“Ci vediamo di sotto”: sul palco i giovani del Teatro Tor Bella Monaca

Lo spettacolo di fine anno del Laboratorio Teen Lab diretto da Maria Vittoria Pellecchia. Processo creativo, esperienza e crescita personale, in una storia in cui i ragazzi sono “autori di sé stessi”.
Camilla Dionisi - 12 Giugno 2022

Lunedì 20 giugno 2022, alle ore 20:30, presso il Teatro Tor Bella Monaca, a salire sul palco saranno i ragazzi del Teen Lab: un percorso che li ha coinvolti a tutto tondo, li ha formati e ha permesso loro di diventare veri e propri teatranti.

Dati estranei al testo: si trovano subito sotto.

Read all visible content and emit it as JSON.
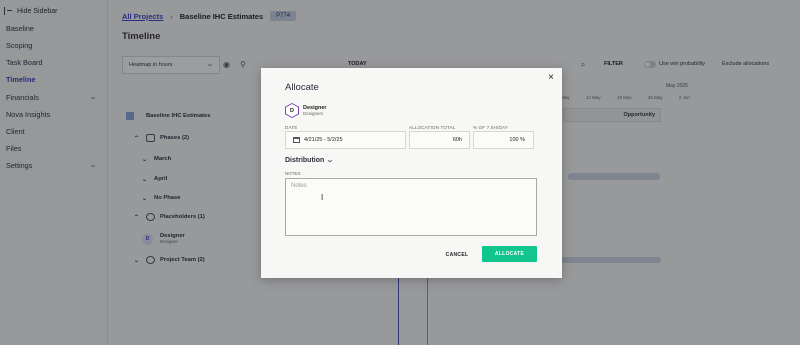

“Ci vediamo di sotto” è il nome dello spettacolo e i ragazzi sono stati diretti nella sua creazione da Maria Vittoria Pellecchia, che ci svela i dietro le quinte e l’esperienza acquisita durante l’anno.

Cosa ha questo laboratorio di diverso dagli altri?

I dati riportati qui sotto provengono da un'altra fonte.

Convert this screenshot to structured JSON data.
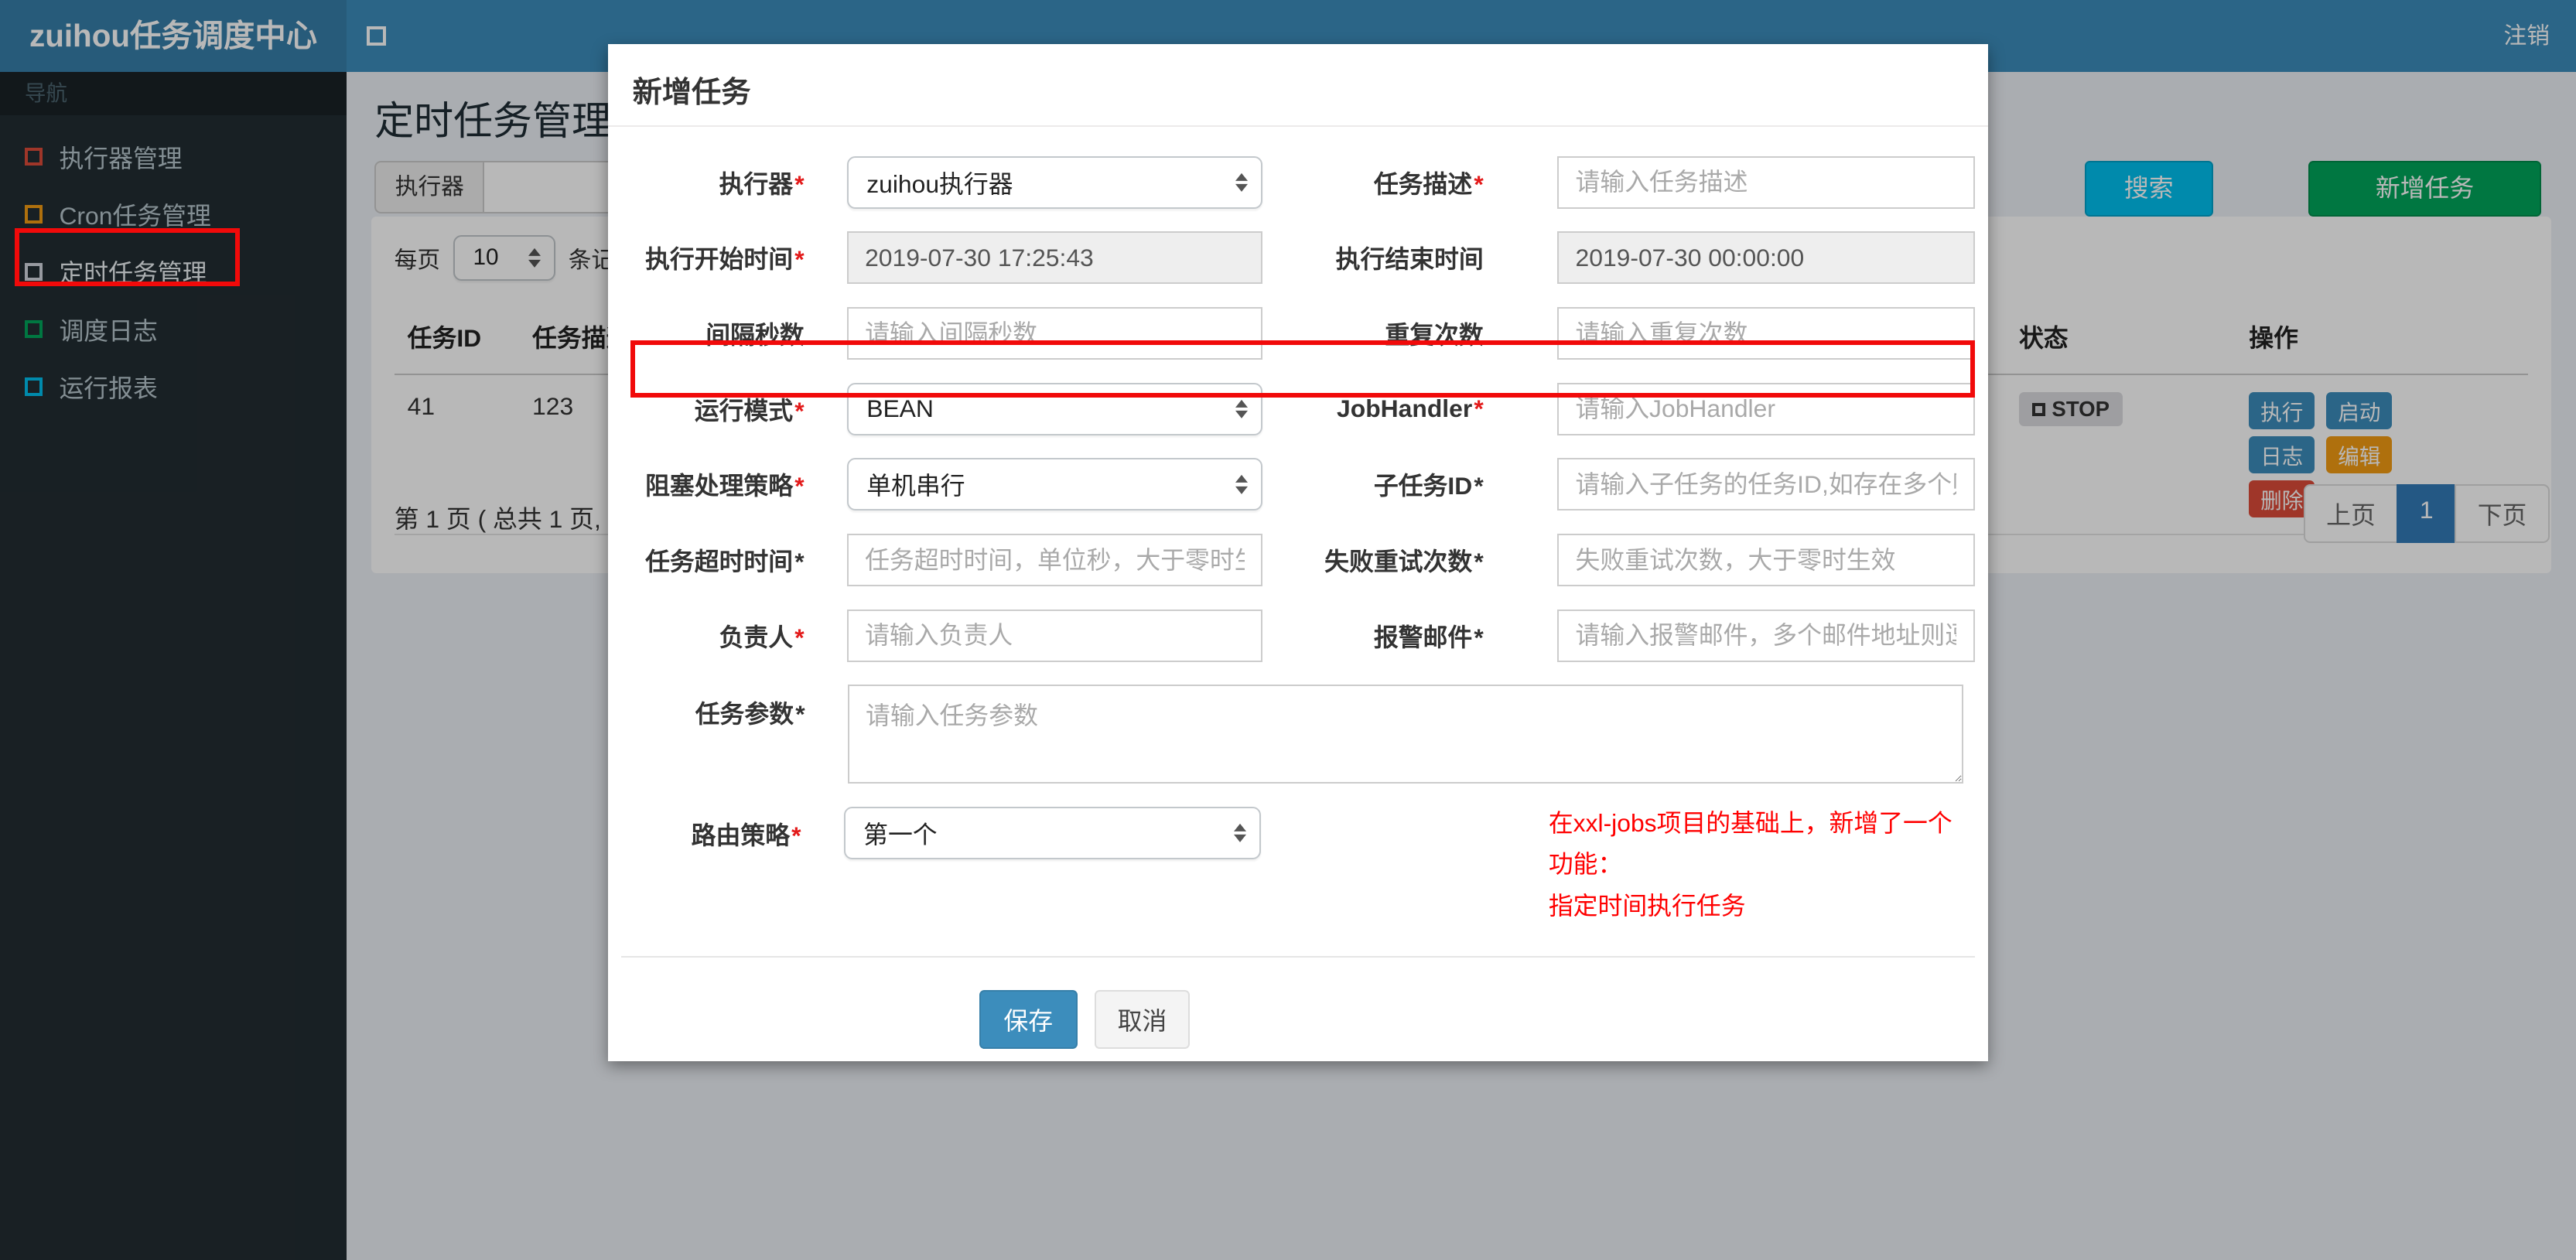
{
  "topbar": {
    "brand": "zuihou任务调度中心",
    "logout": "注销"
  },
  "sidebar": {
    "nav_label": "导航",
    "items": [
      {
        "label": "执行器管理",
        "icon_color": "#dd4b39"
      },
      {
        "label": "Cron任务管理",
        "icon_color": "#f39c12"
      },
      {
        "label": "定时任务管理",
        "icon_color": "#d2d6de"
      },
      {
        "label": "调度日志",
        "icon_color": "#00a65a"
      },
      {
        "label": "运行报表",
        "icon_color": "#00c0ef"
      }
    ]
  },
  "page": {
    "title": "定时任务管理",
    "filter": {
      "executor_label": "执行器",
      "search_label": "搜索",
      "add_label": "新增任务"
    },
    "per_page": {
      "prefix": "每页",
      "value": "10",
      "suffix": "条记录"
    },
    "table": {
      "headers": [
        "任务ID",
        "任务描述",
        "状态",
        "操作"
      ],
      "row": {
        "id": "41",
        "desc": "123",
        "status": "STOP",
        "actions": [
          "执行",
          "启动",
          "日志",
          "编辑",
          "删除"
        ]
      }
    },
    "pagination": {
      "info": "第 1 页 ( 总共 1 页, 1",
      "prev": "上页",
      "current": "1",
      "next": "下页"
    }
  },
  "modal": {
    "title": "新增任务",
    "star": "*",
    "fields": {
      "executor": {
        "label": "执行器",
        "value": "zuihou执行器"
      },
      "desc": {
        "label": "任务描述",
        "placeholder": "请输入任务描述"
      },
      "start": {
        "label": "执行开始时间",
        "value": "2019-07-30 17:25:43"
      },
      "end": {
        "label": "执行结束时间",
        "value": "2019-07-30 00:00:00"
      },
      "interval": {
        "label": "间隔秒数",
        "placeholder": "请输入间隔秒数"
      },
      "repeat": {
        "label": "重复次数",
        "placeholder": "请输入重复次数"
      },
      "runmode": {
        "label": "运行模式",
        "value": "BEAN"
      },
      "handler": {
        "label": "JobHandler",
        "placeholder": "请输入JobHandler"
      },
      "block": {
        "label": "阻塞处理策略",
        "value": "单机串行"
      },
      "child": {
        "label": "子任务ID",
        "placeholder": "请输入子任务的任务ID,如存在多个则逗号分隔"
      },
      "timeout": {
        "label": "任务超时时间",
        "placeholder": "任务超时时间，单位秒，大于零时生效"
      },
      "retry": {
        "label": "失败重试次数",
        "placeholder": "失败重试次数，大于零时生效"
      },
      "author": {
        "label": "负责人",
        "placeholder": "请输入负责人"
      },
      "email": {
        "label": "报警邮件",
        "placeholder": "请输入报警邮件，多个邮件地址则逗号分隔"
      },
      "param": {
        "label": "任务参数",
        "placeholder": "请输入任务参数"
      },
      "route": {
        "label": "路由策略",
        "value": "第一个"
      }
    },
    "note_line1": "在xxl-jobs项目的基础上，新增了一个功能：",
    "note_line2": "指定时间执行任务",
    "save_label": "保存",
    "cancel_label": "取消"
  },
  "colors": {
    "topbar": "#3c8dbc",
    "logo": "#367fa9",
    "sidebar": "#222d32",
    "annotation_red": "#f10a0a",
    "primary": "#3c8dbc",
    "info": "#00c0ef",
    "success": "#00a65a",
    "warning": "#f39c12",
    "danger": "#dd4b39",
    "pager_active": "#337ab7"
  }
}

Questo laboratorio non vuole insegnare a recitare, l’obiettivo non è il saggio finale. Il punto è conoscere il teatro, fare esperienza di vita, averlo come passaggio della propria formazione personale e intima. Fare teatro significa stare sul palco e recitare, ma anche essere autori di sé stessi.

Gestire un testo, imparare ad ascoltare gli altri e saper improvvisare: una delle cose che il teatro ti insegna a fare meglio, ma perché nell’improvvisazione non c’è niente di casuale, tutt’altro.

Che parte del mondo del teatro hanno esplorato quest’anno?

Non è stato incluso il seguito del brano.